Ten aanzien van[de minderjarige sub 3] overweegt het hof dat er bij hem sprake is (geweest) van zeer regelmatig schoolverzuim, waarschijnlijk veroorzaakt doordat hij gepest werd op school. De moeder is niet in staat gebleken om dit verzuim en het pestgedrag op school een halt toe te roepen en was zelfs niet op de hoogte van de verblijfplaats van[de minderjarige sub 3] tijdens zijn afwezigheid op school. Pas na ingrijpen van de hulpverlening is de situatie gewijzigd en gaat[de minderjarige sub 3] weer naar school. Ten aanzien van[de minderjarige sub 3] is tijdens het diagnostisch onderzoek ook een verstandelijke beperking vastgesteld. Dit maakt zijn positie, mede gelet ook op de beperkingen die aan de zijde van de moeder bestaan, extra kwetsbaar.

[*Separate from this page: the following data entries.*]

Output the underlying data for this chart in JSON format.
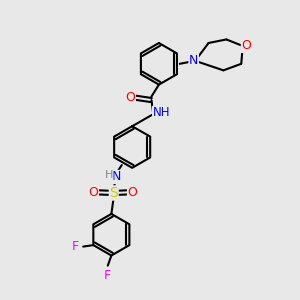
{
  "background_color": "#e8e8e8",
  "bond_color": "#000000",
  "atom_colors": {
    "N": "#0000ff",
    "O": "#ff0000",
    "S": "#cccc00",
    "F": "#ff00ff",
    "H": "#888888",
    "C": "#000000"
  },
  "title": "",
  "figsize": [
    3.0,
    3.0
  ],
  "dpi": 100
}
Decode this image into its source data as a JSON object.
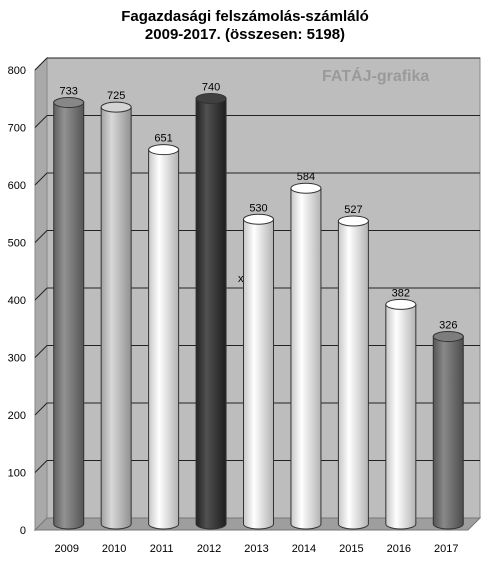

Gelet op het voorgaande en nu ter zitting bij het hof is gebleken dat de moeder, alhoewel zij heeft erkent enige hulp nodig te hebben met haar grote gezin, iedere vorm van hulp (in het vrijwillig kader) afwijst en er nog immer zorgen bestaan omtrent de ontwikkeling en schoolgang van[de minderjarige sub 3], is het hof van oordeel dat de gronden voor de verlenging van de ondertoezichtstelling van[de minderjarige sub 3] nog aanwezig zijn, zodat de bestreden beschikking ten aanzien van[de minderjarige sub 3] zal worden bekrachtigd.
11.
Gelet op de aard van de procedure zal het hof de proceskosten in beide instanties compenseren.
12.
Dit leidt tot de volgende beslissing.

BESLISSING OP HET HOGER BEROEP

Het hof:
vernietigt de bestreden beschikking voor zover het de verlenging van de duur van de ondertoezichtstelling van de minderjarigen:
  • [de minderjarige sub 1], geboren [in] 1998 te[geboorteplaats],
  • [de minderjarige sub 2], geboren[in] 2000 te [geboorteplaats],
  • [de minderjarige sub 4], geboren [in] 2003 te [geboorteplaats],
  • [de minderjarige sub 5], geboren [in] 2007 te [geboorteplaats],
betreft, in zoverre opnieuw beschikkende:
heft de ondertoezichtstelling van voornoemde minderjarigen met ingang van heden op en verklaart deze beslissing uitvoerbaar bij voorraad;
compenseert de proceskosten in beide instanties in die zin dat iedere partij de eigen kosten draagt;
bekrachtigt de bestreden beschikking voor het overige.
Deze beschikking is gegeven door mrs. Van Leuven, Van Kempen en Van Wijk, bijgestaan door mr. Vergeer-van Zeggeren als griffier, en uitgesproken ter openbare terechtzitting van 26 juni 2013.